Excursions to the swimming pool are an example of the jobs volunteers are desperately needed for at the center, which houses about 280 mentally retarded residents on a 95-acre site in Fairfax County, according to Maggie Neel, director of volunteer services. Neel said about 200 individuals and numerous groups help at the center, but her monthly training sessions are still nearly half empty. The involvement of many of the groups is limited to infrequent visits and monetary contributions.

"We would like to have a lot more individual volunteers," Neel said. More are needed, she said, "just to take care of the regular needs of our residents. And there are so many programs here we could expand, so many programs we could improve . . . . You name it, they need it, and they need it over and over again."

Neel said the current volunteers are used throughout the center with whatever talents they bring. They sometimes work one-on-one with residents, or the volunteers direct large groups, she said. The also work in areas such as counseling, guidance, socialization, bus training, sex education, money management, crafts or manners.

Neel's assistant, Beth Duley Morlock, said volunteers can sometimes help residents in ways the staff cannot duplicate.

"One-to-one a volunteer does so much, but we (staff members) just can't do it," Morlock said. "The staff can't play favorites. What our people (residents) lack the most is having somebody coming one-to-one. All of them can move on and raise their skill levels if they have the one-to-one."

Neel said the volunteers must be at least 16 years old and are asked to promise to work at least two hours a week for six months. The volunteers' abilities and interests are then matched to the different jobs in the center, she said, because "it's important to the volunteers to buy into what they want to do." Neel said the volunteers become involved in the work not only because of its charitable aspect, but also to learn new skills or earn credit for work experience.

Neel said she would like to see more volunteers interested in working with direct care of the 20 to 25 residents in each of the units. Although some volunteers already work in the units, a few of the areas with severely retarded residents are lacking needed volunteers, she said.

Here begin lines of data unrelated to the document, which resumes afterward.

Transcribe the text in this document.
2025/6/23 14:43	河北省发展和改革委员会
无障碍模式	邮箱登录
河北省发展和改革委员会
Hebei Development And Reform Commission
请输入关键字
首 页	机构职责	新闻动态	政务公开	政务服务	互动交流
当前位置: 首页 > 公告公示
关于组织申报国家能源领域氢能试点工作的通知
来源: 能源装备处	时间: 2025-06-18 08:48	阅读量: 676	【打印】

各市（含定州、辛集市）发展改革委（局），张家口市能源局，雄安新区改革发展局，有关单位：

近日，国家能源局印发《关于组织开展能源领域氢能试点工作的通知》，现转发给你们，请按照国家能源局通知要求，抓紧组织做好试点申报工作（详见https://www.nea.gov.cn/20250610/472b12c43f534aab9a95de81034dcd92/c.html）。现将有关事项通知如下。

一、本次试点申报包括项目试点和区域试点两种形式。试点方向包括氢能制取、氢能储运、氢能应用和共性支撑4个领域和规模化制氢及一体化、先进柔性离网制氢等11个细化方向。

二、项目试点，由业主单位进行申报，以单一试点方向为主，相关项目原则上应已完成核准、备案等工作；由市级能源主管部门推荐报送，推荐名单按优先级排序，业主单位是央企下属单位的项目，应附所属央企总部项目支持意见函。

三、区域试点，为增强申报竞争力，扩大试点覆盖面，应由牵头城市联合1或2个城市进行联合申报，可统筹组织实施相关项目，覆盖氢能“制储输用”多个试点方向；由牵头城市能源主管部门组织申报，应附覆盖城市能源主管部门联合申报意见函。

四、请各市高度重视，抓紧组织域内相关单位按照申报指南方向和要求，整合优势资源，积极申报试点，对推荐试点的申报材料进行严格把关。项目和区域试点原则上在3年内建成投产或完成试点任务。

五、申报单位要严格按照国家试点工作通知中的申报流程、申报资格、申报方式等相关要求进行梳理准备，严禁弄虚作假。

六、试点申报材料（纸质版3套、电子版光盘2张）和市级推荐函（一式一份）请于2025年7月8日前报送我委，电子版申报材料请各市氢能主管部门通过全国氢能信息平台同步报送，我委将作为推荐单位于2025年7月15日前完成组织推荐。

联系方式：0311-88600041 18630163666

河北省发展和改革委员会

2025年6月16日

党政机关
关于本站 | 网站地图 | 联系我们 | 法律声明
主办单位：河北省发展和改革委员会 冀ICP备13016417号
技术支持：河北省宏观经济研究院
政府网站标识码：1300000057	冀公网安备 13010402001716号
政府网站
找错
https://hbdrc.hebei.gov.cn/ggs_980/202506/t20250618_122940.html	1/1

Yet center officials admit the public still is sometimes frightened of or misunderstands the mentally retarded.

"Some people are scared," said Helen Perash, director of the center library, which depends on volunteers to operate. "It's interesting that working with the mentally retarded [WORD ILLEGIBLE] frighten so many, but it's not (frightening), and the rewards are overpowering."

"Volunteering here is not for everybody," Neel added, "just like volunteering for the Red Cross is not for everybody. But the rewards are here."

Joyce Sperry, who volunteers one night a week to teach arts and crafts, agreed. She had been teaching the class for about a year and a half, when she took last winter off.

"I missed it," said Sperry, a program analyst for NASA. "I found that night would roll around, and I would be restless."

Sperry said the program has made her much more aware of how lucky she and her family are.

"I think if you don't live with it (mental retardation) occasionally you don't think about it . . .," she said. "But one night a week I'm reminded how lucky I am."